Systemic lupus erythematosus (SLE) is considered associated with angioedema (AE). Nationwide epidemiological studies in hospital settings are lacking.
METHODS: We conducted a cross-sectional study on the association between SLE and AE using data from National Inpatient Sample (NIS) in 2014. Diagnoses were identified using ICD-9-CM codes. Hospitalizations with a diagnosis of AE and SLE were included. Chi-square and student t-test were used for univariable analysis and logistic regression was used for multivariable analysis after adjusting age, gender, race, insurance, atopic diseases (allergic rhinitis, atopic dermatitis and asthma), anaphylaxis, leukocytoclastic vasculitis (including urticarial vasculitis), infections, eosinophilia and deficiencies of circulating enzymes (including C1-INH deficiency) as well as systemic comorbidities including hypertension, diabetes, coronary artery disease, heart failure, COPD, chronic kidney disease/glomerular disease, and chronic liver disease.

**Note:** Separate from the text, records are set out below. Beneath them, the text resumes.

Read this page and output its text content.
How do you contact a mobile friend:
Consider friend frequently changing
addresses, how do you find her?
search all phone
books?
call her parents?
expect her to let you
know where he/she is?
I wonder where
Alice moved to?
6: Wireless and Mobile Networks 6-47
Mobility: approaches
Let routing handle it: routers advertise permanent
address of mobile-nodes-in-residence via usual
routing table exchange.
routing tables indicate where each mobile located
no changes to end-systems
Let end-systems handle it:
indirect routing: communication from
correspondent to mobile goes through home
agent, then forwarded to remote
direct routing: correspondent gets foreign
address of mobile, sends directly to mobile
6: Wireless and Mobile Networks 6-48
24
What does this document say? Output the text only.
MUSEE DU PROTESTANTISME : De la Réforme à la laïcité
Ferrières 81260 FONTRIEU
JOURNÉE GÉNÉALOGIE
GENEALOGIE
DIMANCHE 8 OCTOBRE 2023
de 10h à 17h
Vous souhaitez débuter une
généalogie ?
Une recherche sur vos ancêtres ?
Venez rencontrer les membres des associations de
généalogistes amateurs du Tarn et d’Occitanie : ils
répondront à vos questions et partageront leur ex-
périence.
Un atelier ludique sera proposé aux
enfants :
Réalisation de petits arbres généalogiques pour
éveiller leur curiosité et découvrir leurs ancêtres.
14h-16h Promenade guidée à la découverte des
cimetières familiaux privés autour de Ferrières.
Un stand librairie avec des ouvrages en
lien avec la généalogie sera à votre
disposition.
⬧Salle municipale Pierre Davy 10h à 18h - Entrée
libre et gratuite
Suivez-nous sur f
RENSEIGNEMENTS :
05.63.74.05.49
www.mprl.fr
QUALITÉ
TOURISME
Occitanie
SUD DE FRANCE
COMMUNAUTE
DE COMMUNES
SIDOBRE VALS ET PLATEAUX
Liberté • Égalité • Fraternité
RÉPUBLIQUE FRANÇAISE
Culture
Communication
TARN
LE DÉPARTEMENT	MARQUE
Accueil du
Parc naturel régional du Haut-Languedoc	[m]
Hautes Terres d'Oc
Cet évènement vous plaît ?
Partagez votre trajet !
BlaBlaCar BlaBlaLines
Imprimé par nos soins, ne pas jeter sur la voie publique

30,303 hospitalizations with a diagnosis of AE and 191,665 hospitalizations with a diagnosis of SLE were identified among a total of 35,358,818 hospitalizations in the US in 2014. Compared to those without SLE, AE patients with SLE were younger (47 vs 58, p < 0.0001), more female (87% vs 56%, p < 0.0001), and more African-American (58 vs 37, p < 0.0001). SLE was associated with increased odds of AE (unadjusted OR 3.40, 95%CI 2.80 - 4.13, p < 0.0001, adjusted OR 2.68, 95%CI 2.18 - 3.28, p < 0.0001)
Our nationwide study shows that hospitalizations with a diagnosis of SLE are over 3 times more likely to have AE compared to those without SLE.